A young nurse came in and shook her head when she saw him, but said nothing.
She took Corrigan’s pulse, made a note on a chart, and said, “His color is better. That’s a good sign.”
“He woke up,” O’Connor said.
“When?” she asked, surprised.
“Just now. Talked to me a bit, then fell back to sleep.”
“You should have come to get me,” she scolded.
“It was me he wanted to talk to,” he said.
She rolled her eyes in exasperation, then caught the look of amusement on his face. “You’re going to get us in trouble, Mr. O’Connor. Visiting hours were over long ago. If one of the nuns comes in here—”
“One of them has come by already,” he said, smiling.
“Look, why don’t you just go home and let us—”
The smile disappeared. “Forget it. Until I know who did this to him, I’m not leaving.”
“I know, I know. You’re going to defend him single-handedly if his attackers make another attempt on his life.”
“Do you think I’m not up to the job?” he asked, throwing his long legs over the edge of the bed, sitting up straight.
“Apparently you don’t think this hospital is.”
“Although the reputation of the Sisters of Mercy is undoubtedly a fierce one,” he said, “and while I’m sure many a man has died of cruel injuries sustained from wimples and rosary beads, playing bodyguard is not really in their l
ine of work, now is it?”
“Is it in yours?”
“If need be.”
They were reporters, the other nurses said, this man and the patient. She had not imagined that the work was so rough. This one had charmed his way past the end of visiting hours with his smile and that faint echo of Ireland in his speech.
Corrigan moaned and O’Connor was up on his stocking feet and next to the bed in an instant. Together they watched and waited, but there was no other sound from him, save that of his steady breathing.
The nurse studied O’Connor. His hair was dark and thick, a little ruffled. A thin scar cut one of his black brows in half, and his nose had been broken at least once. His blue-gray eyes were bloodshot; there were dark circles beneath them, circles that were not merely the result of this one night of vigilance.
“You need to get some sleep, Mr. O’Connor.”

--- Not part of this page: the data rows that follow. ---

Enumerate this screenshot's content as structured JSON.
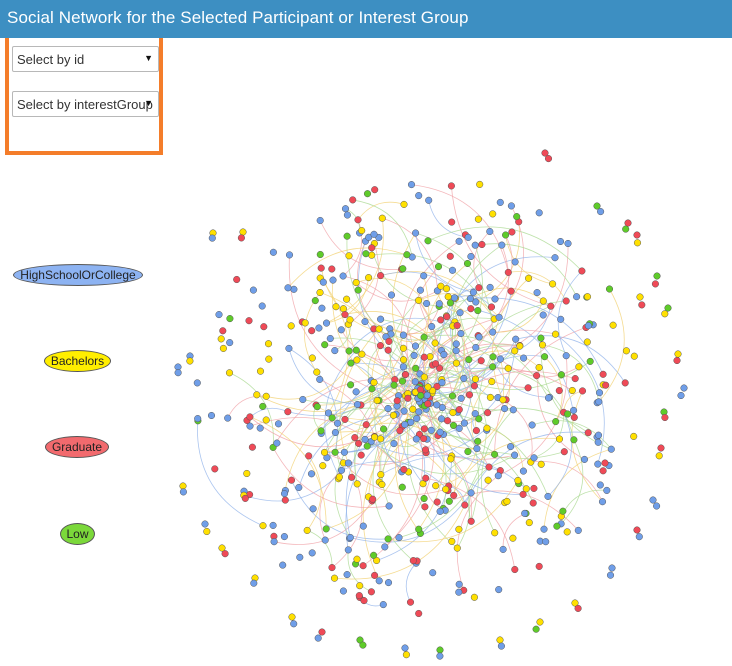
{
  "header": {
    "title": "Social Network for the Selected Participant or Interest Group"
  },
  "filters": {
    "select_id": {
      "value": "Select by id"
    },
    "select_group": {
      "value": "Select by interestGroup"
    }
  },
  "legend": [
    {
      "label": "HighSchoolOrCollege",
      "color": "#8db3f2"
    },
    {
      "label": "Bachelors",
      "color": "#ffee00"
    },
    {
      "label": "Graduate",
      "color": "#f26a6e"
    },
    {
      "label": "Low",
      "color": "#7bd83a"
    }
  ],
  "network": {
    "node_colors": {
      "HighSchoolOrCollege": "#6f9ee8",
      "Bachelors": "#ffe000",
      "Graduate": "#ef4a57",
      "Low": "#5fcb2a"
    },
    "edge_colors": [
      "#8fb2ea",
      "#f0a0a6",
      "#f2d070",
      "#a8d88f"
    ]
  }
}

He shook his head, went back to watching Corrigan.
After a moment, she said, “Next time he wakes up, you’ll let me know?”
He looked up again. “Right away,” he said, crossing his heart in a school-boy’s gesture.
“I wonder what you were like as a child?” she said, glancing at his unmended socks and rumpled hair.
“Ah, my dear,” he said, not meeting her eyes, “no, you don’t. No, you don’t.”
He did not want to sleep, and he did not worry that he would. He washed his face with cold water, then lay back down on the bed, watching Corrigan. He spent a number of minutes in the same useless way he had spent earlier hours — speculating on who had done this to Corrigan, and why. Jack had been closemouthed about what he would be doing this evening. Thinking back on it, O’Connor realized that Corrigan had made stronger than usual protests about O’Connor keeping tabs on him.
“Why on earth didn’t I know you were up to something then and there?” he murmured to himself. “It’s not as if I just met you, is it?”
7
O’CONNOR GOT HIS FIRST PAYING JOB WHEN HE WAS EIGHT YEARS OLD, in 1936. That was the year he began selling the Express on the corner of Broadway and Las Piernas Boulevard. At that time, the morning paper in Las Piernas was the News, the evening, the Express. Although the papers were owned by the same publisher — Mr. Winston Wrigley — and worked out of the same building, the two staffs were fiercely competitive, paperboys included. The star reporter of the News was a woman named Helen Swan; on the Express, young Jack Corrigan was making a name for himself.